Today I had a great conversation with a recruiter talking about a marketing position with a very interesting company. There was one very awkward moment for me when he said they needed someone more heavily into outbound marketing as opposed to inbound marketing. I hope I didn't look like a deer in the headlights, because it really took me off guard. I haven't thought of marketing in those terms in a very long time. I view the marketing conversation as a two way street. A full duplex kind of thing. And totally integrated with the entire company: sales, operations, development, support, etc.
A bazaar is a real market: a chaotic and noisy public place where all the reciprocal abstractions of economics -- supply and demand, production and consumption -- are a handshake apart. In real markets, the clues from customers have a lot more impact on vendors than any vendor's "marketing strategy" has on "consumers." Since marketing likes to be "strategic" and doesn't like to touch customers (that's sales' job), it becomes progressively more useless in the bazaar environment. "Consumer marketing" becomes an antique conceit and something else takes its place. Something that involves participation in markets at a much deeper, more organic level.

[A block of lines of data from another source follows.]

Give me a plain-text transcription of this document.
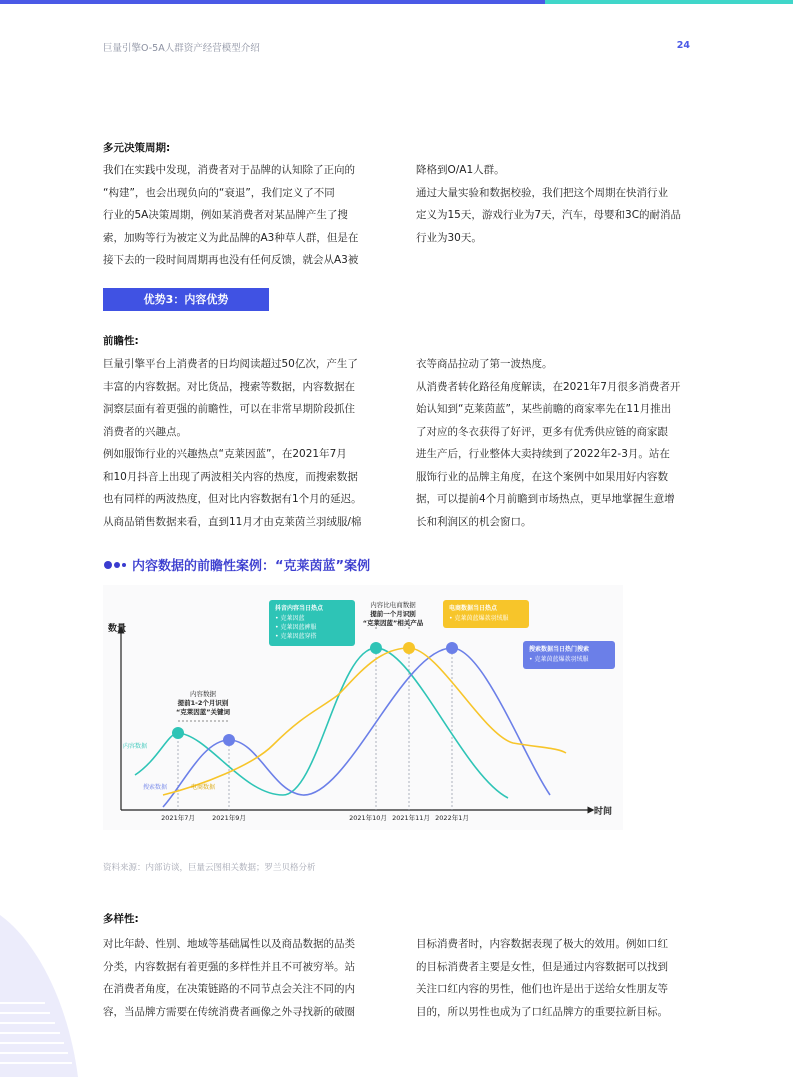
巨量引擎O-5A人群资产经营模型介绍	24
多元决策周期:

我们在实践中发现，消费者对于品牌的认知除了正向的

“构建”，也会出现负向的“衰退”，我们定义了不同

行业的5A决策周期，例如某消费者对某品牌产生了搜

索，加购等行为被定义为此品牌的A3种草人群，但是在

接下去的一段时间周期再也没有任何反馈，就会从A3被

降格到O/A1人群。

通过大量实验和数据校验，我们把这个周期在快消行业

定义为15天，游戏行业为7天，汽车，母婴和3C的耐消品

行业为30天。

优势3：内容优势
前瞻性:

巨量引擎平台上消费者的日均阅读超过50亿次，产生了

丰富的内容数据。对比货品，搜索等数据，内容数据在

洞察层面有着更强的前瞻性，可以在非常早期阶段抓住

消费者的兴趣点。

例如服饰行业的兴趣热点“克莱因蓝”，在2021年7月

和10月抖音上出现了两波相关内容的热度，而搜索数据

也有同样的两波热度，但对比内容数据有1个月的延迟。

从商品销售数据来看，直到11月才由克莱茵兰羽绒服/棉

衣等商品拉动了第一波热度。

从消费者转化路径角度解读，在2021年7月很多消费者开

始认知到“克莱茵蓝”，某些前瞻的商家率先在11月推出

了对应的冬衣获得了好评，更多有优秀供应链的商家跟

进生产后，行业整体大卖持续到了2022年2-3月。站在

服饰行业的品牌主角度，在这个案例中如果用好内容数

据，可以提前4个月前瞻到市场热点，更早地掌握生意增

长和利润区的机会窗口。

内容数据的前瞻性案例：“克莱茵蓝”案例
数量
时间
内容数据
搜索数据	电商数据
2021年7月	2021年9月	2021年10月 2021年11月 2022年1月
内容数据
提前1-2个月识别
“克莱因蓝”关键词
内容比电商数据
提前一个月识别
“克莱因蓝”相关产品
抖音内容当日热点
• 克莱因蓝
• 克莱因蓝裤服
• 克莱因蓝穿搭
电商数据当日热点
• 克莱茵蓝爆款羽绒服
搜索数据当日热门搜索
• 克莱茵蓝爆款羽绒服
资料来源：内部访谈，巨量云图相关数据；罗兰贝格分析
多样性:

对比年龄、性别、地域等基础属性以及商品数据的品类

分类，内容数据有着更强的多样性并且不可被穷举。站

在消费者角度，在决策链路的不同节点会关注不同的内

容，当品牌方需要在传统消费者画像之外寻找新的破圈

目标消费者时，内容数据表现了极大的效用。例如口红

的目标消费者主要是女性，但是通过内容数据可以找到

关注口红内容的男性，他们也许是出于送给女性朋友等

目的，所以男性也成为了口红品牌方的重要拉新目标。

Even if your "product" is pretty well defined, when you talk to people about it (be it whitepapers, through analysts, articles, customer talks, blogs.....), you find that they all come from different places and are interested in different things. It's the blind men and the elephant in reverse. Some people like trunks. Some people like legs. It's the same "product" but you really need to be listening to what they are interested so you stay relevant to their part of the conversation. To me the distinction between inbound and outbound marketing blurs.